Category 1: Things that are always tax free
Tax qualified fringe benefits are totally free of federal and state income tax, and Social Security and Medicare taxes. They include benefits like:
- health insurance
- medical expense reimbursements
- dental & vision insurance
- employee stock options
- moving expense reimbursements
- meals provided for the business’s convenience (i.e. such as how Google offers breakfast, lunch, and dinner because it hopes the employees will be working that long on company business)
- meals that are de minimis (under $75/employee)
- adoption assistance
- free services provided to employees
- any benefits that are less than $75/year (i.e. coffee)
- lodging for business purposes (i.e. like a jockey living at a horse race stable)
Category 2: Things that are sometimes taxed and sometimes tax free
Some fringe benefits have limits attached to them, and are tax free up to a certain amount, but then can be taxed when over that amount. Those include:
- group term life insurance (up to $50,000 covered)
- education assistance (up to $5,250 per employee)
- business-provided meals that are over $75/person
- day care/dependent assistance (up to $5,000)
- transportation allowances (up to the current limits, $20 for bikes, $255 for most other passes/public transit/vanpooling/car parking)
- employee discounts on a company’s service or products (up to 20% off)
- achievement awards (up to $1,600)
- retirement plan contributions (up to the limits)
- If an employer pays disability insurance premiums for an employee (and the employee is the beneficiary), the premiums are excluded from the employee’s income. However, the employee must pay income tax on any disability benefits received under the policy. One exception: Disability payments for the loss of a bodily function or limb are tax free.

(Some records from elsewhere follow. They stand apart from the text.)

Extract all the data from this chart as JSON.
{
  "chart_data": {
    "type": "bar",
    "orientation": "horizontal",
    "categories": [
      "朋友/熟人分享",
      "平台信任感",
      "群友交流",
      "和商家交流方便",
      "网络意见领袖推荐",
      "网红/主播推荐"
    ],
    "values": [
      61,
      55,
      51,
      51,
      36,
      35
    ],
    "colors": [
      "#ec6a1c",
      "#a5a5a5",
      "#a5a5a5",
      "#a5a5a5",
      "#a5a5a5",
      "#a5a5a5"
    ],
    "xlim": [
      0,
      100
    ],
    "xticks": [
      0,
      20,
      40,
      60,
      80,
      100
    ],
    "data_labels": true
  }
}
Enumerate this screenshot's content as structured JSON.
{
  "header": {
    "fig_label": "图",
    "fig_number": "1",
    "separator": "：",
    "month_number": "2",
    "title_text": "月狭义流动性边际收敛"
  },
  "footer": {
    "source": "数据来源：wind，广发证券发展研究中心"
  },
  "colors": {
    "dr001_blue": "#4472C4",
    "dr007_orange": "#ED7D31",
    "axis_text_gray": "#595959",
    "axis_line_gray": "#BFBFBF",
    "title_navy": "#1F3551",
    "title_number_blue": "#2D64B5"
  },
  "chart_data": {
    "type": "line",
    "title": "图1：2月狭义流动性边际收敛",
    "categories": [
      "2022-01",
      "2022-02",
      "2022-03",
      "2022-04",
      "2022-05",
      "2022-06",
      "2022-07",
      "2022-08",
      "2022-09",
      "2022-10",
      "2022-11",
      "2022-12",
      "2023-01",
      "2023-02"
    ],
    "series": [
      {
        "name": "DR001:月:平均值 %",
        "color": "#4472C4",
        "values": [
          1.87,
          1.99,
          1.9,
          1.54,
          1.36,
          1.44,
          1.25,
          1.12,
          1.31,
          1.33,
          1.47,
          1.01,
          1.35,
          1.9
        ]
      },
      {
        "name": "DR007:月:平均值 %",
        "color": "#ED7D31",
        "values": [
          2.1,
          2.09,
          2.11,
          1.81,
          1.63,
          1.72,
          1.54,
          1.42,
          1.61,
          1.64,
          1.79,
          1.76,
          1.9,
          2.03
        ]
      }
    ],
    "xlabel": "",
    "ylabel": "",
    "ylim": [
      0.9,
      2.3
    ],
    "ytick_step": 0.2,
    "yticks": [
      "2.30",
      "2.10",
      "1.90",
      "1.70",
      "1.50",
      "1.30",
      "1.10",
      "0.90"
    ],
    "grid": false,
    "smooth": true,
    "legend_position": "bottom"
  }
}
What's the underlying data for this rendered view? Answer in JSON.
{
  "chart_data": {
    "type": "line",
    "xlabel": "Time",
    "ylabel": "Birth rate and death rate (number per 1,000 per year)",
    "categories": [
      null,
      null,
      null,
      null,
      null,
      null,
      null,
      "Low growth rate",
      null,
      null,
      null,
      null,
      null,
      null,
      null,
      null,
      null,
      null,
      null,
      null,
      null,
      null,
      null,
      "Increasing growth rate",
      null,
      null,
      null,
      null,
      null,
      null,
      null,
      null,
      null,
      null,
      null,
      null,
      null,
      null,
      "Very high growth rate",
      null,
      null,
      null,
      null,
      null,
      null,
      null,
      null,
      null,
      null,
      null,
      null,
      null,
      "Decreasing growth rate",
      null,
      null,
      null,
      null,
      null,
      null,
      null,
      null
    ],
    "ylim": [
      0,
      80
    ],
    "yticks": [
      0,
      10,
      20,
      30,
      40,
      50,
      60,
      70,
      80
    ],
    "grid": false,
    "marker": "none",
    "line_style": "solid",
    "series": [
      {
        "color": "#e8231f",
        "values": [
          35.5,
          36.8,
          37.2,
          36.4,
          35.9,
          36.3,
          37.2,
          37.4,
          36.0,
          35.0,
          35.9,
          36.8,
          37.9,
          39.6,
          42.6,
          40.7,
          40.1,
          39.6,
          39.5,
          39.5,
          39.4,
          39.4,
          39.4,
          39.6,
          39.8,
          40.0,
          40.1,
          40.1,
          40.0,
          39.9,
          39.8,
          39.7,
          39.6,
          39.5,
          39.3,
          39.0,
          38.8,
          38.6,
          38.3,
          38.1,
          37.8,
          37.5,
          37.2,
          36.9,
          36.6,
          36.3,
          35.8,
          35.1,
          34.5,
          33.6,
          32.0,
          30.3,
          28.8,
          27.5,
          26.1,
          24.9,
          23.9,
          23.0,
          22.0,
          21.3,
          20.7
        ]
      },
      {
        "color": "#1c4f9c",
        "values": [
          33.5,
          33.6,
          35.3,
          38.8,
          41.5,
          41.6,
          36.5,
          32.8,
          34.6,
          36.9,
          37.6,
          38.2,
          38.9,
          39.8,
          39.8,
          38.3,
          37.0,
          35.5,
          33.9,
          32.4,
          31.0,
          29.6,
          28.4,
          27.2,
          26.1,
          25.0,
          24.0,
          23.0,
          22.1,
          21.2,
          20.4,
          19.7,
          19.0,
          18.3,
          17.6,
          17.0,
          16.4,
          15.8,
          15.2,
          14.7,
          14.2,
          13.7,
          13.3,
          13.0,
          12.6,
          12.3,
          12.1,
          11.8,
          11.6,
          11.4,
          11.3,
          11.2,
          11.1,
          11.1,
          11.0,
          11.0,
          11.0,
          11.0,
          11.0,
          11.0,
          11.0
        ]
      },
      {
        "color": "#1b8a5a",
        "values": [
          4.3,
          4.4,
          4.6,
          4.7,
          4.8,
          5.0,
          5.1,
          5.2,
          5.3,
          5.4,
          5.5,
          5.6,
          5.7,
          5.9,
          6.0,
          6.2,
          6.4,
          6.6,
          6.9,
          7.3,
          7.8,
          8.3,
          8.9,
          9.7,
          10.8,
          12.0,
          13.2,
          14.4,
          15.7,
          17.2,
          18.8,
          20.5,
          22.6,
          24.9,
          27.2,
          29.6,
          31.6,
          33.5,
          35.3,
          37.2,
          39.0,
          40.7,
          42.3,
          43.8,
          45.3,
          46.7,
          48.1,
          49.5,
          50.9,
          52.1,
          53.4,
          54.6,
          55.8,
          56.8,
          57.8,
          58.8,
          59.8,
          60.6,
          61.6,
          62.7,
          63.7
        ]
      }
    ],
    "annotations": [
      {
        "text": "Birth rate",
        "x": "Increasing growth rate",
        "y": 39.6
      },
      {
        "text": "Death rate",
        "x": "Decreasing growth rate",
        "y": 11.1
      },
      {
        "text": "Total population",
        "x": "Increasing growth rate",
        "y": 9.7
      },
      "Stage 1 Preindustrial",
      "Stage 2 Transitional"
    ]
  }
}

Category 3: Things that are never tax free
If your business offers large ticket items like cell phones, laptops, or cars for employees to use both for business and personal reasons (but that the company purchased), you will want to check with your accountant on if they should be reported on the employees’ W-2 forms.
The Bottom Line
Your small business is likely already offering fringe benefits. Document them, check them out with your accountant, and don’t forget to include them as part of your recruitment process so that candidates can see how valuable working for your company really is.